As an alternative ground for dismissal, the defendants suggest that because the plaintiff’s insurer paid for the property damage to the plaintiff’s vehicle, he lacks standing to bring this action and, in any event, he suffered no personal injury and the economic loss rule, which precludes recovery in a negligence action if only economic damage is asserted, see e.g., Wyman v. Ayer Props., LLC, 83 Mass. App. Ct. 21, 25 (2012), warranted summary judgment. Because we determine the record appendix is insufficient, we do not address this claim.

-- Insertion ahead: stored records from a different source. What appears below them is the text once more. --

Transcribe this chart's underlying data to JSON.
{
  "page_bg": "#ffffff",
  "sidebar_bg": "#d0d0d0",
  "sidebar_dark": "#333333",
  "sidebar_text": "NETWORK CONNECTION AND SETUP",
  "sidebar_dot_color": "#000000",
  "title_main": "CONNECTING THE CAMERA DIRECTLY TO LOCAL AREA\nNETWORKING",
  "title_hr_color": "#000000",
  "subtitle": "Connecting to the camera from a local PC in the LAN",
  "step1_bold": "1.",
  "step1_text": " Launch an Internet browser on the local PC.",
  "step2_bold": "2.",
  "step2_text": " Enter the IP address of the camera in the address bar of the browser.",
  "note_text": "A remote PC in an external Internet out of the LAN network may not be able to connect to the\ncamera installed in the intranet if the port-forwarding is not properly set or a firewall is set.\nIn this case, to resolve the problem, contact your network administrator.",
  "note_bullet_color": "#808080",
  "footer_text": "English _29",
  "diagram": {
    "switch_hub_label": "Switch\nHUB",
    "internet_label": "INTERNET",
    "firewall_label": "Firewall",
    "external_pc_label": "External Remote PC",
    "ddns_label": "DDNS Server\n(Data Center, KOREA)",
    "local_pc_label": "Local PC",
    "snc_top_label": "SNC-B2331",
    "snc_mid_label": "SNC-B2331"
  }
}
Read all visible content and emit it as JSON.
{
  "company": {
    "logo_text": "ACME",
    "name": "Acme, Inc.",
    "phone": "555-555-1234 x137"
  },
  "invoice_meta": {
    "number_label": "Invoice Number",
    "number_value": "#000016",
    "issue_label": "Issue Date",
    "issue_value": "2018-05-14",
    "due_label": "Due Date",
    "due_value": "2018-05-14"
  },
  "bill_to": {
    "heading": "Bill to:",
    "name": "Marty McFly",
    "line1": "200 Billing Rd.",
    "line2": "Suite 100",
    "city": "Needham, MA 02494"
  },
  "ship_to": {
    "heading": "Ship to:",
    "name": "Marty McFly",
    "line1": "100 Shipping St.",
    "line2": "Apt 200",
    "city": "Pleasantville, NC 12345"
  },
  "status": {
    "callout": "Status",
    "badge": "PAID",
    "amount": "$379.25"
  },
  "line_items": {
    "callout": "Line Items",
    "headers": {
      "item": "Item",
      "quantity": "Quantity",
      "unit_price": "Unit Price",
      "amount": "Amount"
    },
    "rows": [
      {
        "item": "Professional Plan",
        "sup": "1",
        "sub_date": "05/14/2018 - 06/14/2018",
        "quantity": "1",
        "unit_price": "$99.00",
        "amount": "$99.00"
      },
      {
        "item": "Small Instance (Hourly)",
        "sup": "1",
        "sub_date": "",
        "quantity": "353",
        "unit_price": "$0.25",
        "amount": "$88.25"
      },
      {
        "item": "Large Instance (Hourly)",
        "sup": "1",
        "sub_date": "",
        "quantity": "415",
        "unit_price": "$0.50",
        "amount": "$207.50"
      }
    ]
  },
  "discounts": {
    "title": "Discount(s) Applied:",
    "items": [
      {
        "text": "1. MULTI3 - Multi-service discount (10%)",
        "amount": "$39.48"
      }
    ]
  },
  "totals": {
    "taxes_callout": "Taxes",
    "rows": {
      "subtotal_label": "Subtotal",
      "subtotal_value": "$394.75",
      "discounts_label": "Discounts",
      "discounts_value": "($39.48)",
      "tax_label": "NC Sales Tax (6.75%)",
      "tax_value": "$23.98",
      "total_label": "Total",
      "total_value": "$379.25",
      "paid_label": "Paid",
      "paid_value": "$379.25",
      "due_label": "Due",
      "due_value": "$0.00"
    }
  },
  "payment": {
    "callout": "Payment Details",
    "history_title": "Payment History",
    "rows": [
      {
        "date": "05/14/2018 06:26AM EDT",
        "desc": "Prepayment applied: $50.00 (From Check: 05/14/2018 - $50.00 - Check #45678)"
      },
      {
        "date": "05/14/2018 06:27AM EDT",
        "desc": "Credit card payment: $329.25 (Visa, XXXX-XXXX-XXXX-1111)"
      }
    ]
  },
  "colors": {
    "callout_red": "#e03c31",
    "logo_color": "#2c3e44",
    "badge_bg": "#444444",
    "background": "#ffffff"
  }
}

[Note 6] An expedited appeal under Rule 8A “is appropriate when the issues are limited in number and fairly clearly defined. It allows an appellant promptly and specifically to describe the issue or issues for appeal,” subject to the opposing party’s objection or an order of the trial court. Commentary to Rule 8A. Rule 8A(a) requires that the “Expedited Appeal” include or have attached the following:

“(1) a copy of the notice of appeal referred to in Rule 3;

“(2) the text of any rulings of law by which the appellant claims to be aggrieved and the related requests for ruling, if any;

“(3) a description of the stage of the proceedings at which, and the manner in which, the issues presented for review in the notice of appeal arose;

“(4) a summary of the undisputed facts and so much of the evidence, including copies of pleadings and other documents, as may be necessary to decide the questions of law presented;

“(5) the text of any memorandum of decision and findings of fact issued by the trial court;

“(6) official citations to the essential statutes, rules of court, administrative rules or regulations, municipal ordinances, and town bylaws;

“(7) proof of service upon the parties and the trial court of the expedited appeal, including all attachments, pursuant to Rule 13(d); and

“(8) a certification that the expedited appeal contains all the evidence, facts and other material necessary for consideration of the appeal by the Appellate Division.”